Alabama's immigration laws, recently upheld by a federal judge, are a nightmare. We've already seen the impact, as the NYT has described in an editorial rightly titled "Alabama's Shame."
Volunteers on an immigrant-rights group’s hot line said that since then they have received more than 1,000 calls from pregnant women afraid to go to the hospital, crime victims afraid to go the police, parents afraid to send their children to school.
School superintendents and principals across the state confirm that attendance of Hispanic children has dropped noticeably since the word went out that school officials are now required to check the immigration status of newly enrolled students and their parents.
I know many of you are already aware of this, and that the news is a few days old. I've been thinking about how this law will effect something that I focus on, which is the matter of American national unity. In my writing I argue that strengthening the bonds--in particular bonds across ethnic lines--of Americans is one of the most powerful things we progressives can do both to make our country stronger and also a more equal and just place. These goals, of course, go hand in hand.

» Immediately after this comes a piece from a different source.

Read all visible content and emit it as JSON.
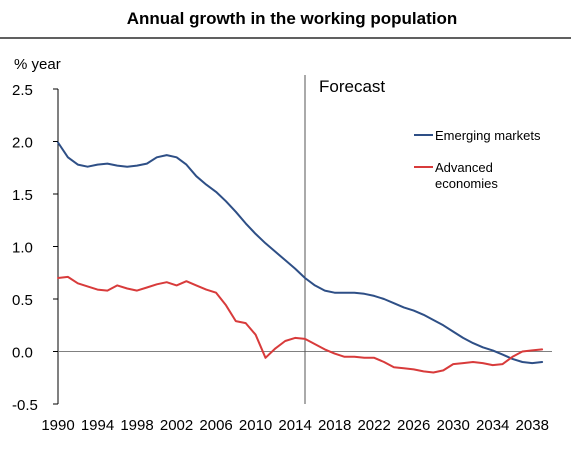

Reading about the exodus of Hispanic children from Alabama public schools got me angry, but then got me thinking.
Public schools can and should play a fundamental role in integrating immigrant children into American society and strengthening their sense of American national identity. As these kids express their identification with America, more other Americans will hopefully (and I am optimistic about this) continue to recognize them as full members of the American community.
Thus, by making immigrant parents afraid to send their children to school—something that has a direct, negative impact on those kids’ lives as well as the communities that subsequently have large numbers of uneducated young people—the Alabama law also stands diametrically opposed to the push that Obama has made (something I have written about elsewhere) to invigorate national unity.
There are many more facets on this topic to explore than I can do in a brief diary, and I encourage you all to do so in the discussion.